Plv. leden: Slob (ChristenUnie), Vendrik (GroenLinks), Örgü (VVD), Spies (CDA), Dezentjé Hamming (VVD), Mastwijk (CDA), Ten Hoopen (CDA), Hofstra (VVD), Veenendaal (VVD), Samsom (PvdA), De Krom (VVD), Duivesteijn (PvdA), Eerdmans (LPF), Van As (LPF) Van Heteren (PvdA), Van Lith (CDA), Van Gent (GroenLinks), Van Bochove (CDA), Van der Laan (D66), Gerkens (SP), Jager (CDA), Timmer (PvdA), Depla (PvdA), Fierens (PvdA) en Verdaas (PvdA).

XNoot
2

Samenstelling:

Leden: Duivesteijn (PvdA), Hofstra (VVD), Buijs (CDA), voorzitter, Schreijer-Pierik (CDA), Van Gent (GroenLinks), Geluk (VVD), Snijder-Hazelhoff (VVD), Depla (PvdA), Van Oerle-van der Horst (CDA), Van As (LPF), Van Bochove (CDA), De Ruiter (SP), Duyvendak (GroenLinks), Huizinga-Heringa (ChristenUnie), Koopmans (CDA), Spies (CDA), Van Lith (CDA), Van der Ham (D66), Van Velzen (SP), Fierens (ondervoorzitter), Timmer (PvdA), De Krom (VVD), Verdaas (PvdA), Kruijsen (PvdA), Samsom (PvdA), Hermans (LPF) en Veenendaal (VVD).

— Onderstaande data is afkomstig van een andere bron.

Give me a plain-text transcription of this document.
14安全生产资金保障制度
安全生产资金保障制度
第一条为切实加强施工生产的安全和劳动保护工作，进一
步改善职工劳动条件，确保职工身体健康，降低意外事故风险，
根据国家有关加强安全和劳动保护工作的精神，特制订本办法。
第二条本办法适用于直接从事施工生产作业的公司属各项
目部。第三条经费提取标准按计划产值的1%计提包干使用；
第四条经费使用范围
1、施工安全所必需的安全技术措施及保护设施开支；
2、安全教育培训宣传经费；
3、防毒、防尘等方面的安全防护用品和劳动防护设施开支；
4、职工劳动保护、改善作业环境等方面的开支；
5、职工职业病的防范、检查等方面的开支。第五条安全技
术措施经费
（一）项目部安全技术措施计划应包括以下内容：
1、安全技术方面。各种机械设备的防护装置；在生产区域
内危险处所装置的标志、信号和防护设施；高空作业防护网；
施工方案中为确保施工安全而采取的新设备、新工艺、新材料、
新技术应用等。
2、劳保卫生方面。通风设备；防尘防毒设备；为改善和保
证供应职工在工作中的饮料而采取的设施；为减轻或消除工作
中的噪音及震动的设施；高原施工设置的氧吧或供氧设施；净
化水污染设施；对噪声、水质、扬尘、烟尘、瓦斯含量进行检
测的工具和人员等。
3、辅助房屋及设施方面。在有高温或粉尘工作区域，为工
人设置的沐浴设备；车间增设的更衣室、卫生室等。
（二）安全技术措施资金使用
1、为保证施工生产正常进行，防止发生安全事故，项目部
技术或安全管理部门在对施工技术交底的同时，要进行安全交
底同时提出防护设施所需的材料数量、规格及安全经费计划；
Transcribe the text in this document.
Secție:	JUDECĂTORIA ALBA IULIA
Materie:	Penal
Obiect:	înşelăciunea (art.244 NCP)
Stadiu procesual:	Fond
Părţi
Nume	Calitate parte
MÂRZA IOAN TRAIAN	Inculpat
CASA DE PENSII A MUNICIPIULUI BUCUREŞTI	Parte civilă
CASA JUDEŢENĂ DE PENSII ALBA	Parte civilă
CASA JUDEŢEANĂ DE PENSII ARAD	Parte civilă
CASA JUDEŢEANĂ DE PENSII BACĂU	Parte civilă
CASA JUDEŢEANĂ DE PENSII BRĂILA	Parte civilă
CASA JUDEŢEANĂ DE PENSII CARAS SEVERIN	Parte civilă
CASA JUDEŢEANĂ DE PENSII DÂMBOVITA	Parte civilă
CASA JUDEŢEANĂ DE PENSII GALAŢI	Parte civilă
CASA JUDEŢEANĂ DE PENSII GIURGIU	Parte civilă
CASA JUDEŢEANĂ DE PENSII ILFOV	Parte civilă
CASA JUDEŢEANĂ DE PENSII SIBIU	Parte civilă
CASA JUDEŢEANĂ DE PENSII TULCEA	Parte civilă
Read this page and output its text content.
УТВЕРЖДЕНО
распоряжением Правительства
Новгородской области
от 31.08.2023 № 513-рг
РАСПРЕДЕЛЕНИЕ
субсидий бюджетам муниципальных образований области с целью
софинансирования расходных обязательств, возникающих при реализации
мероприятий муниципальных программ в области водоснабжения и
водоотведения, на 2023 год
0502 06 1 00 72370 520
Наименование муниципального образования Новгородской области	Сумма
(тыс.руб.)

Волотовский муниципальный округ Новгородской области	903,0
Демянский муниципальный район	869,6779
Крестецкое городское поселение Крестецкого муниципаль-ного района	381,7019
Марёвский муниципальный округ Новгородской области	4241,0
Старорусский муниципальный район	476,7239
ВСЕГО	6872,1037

Plv. leden: Crone (PvdA), Dezentjé Hamming (VVD), Mastwijk (CDA), Ormel (CDA), Halsema (GroenLinks), Luchtenveld (VVD), Örgü (VVD), Dubbelboer (PvdA), Hessels (CDA), Kraneveldt (LPF), Varela (LPF), Ten Hoopen (CDA), Vergeer (SP), Vos (GroenLinks), Van der Staaij (SGP), Vietsch (CDA), Sterk (CDA), Haverkamp (CDA), Koser-Kaya (D66), Gerkens (SP), Boelhouwer (PvdA), Verbeet (PvdA), Balemans (VVD), Waalkens (PvdA), Van Heteren (PvdA), Dijsselbloem (PvdA) en Oplaat (VVD).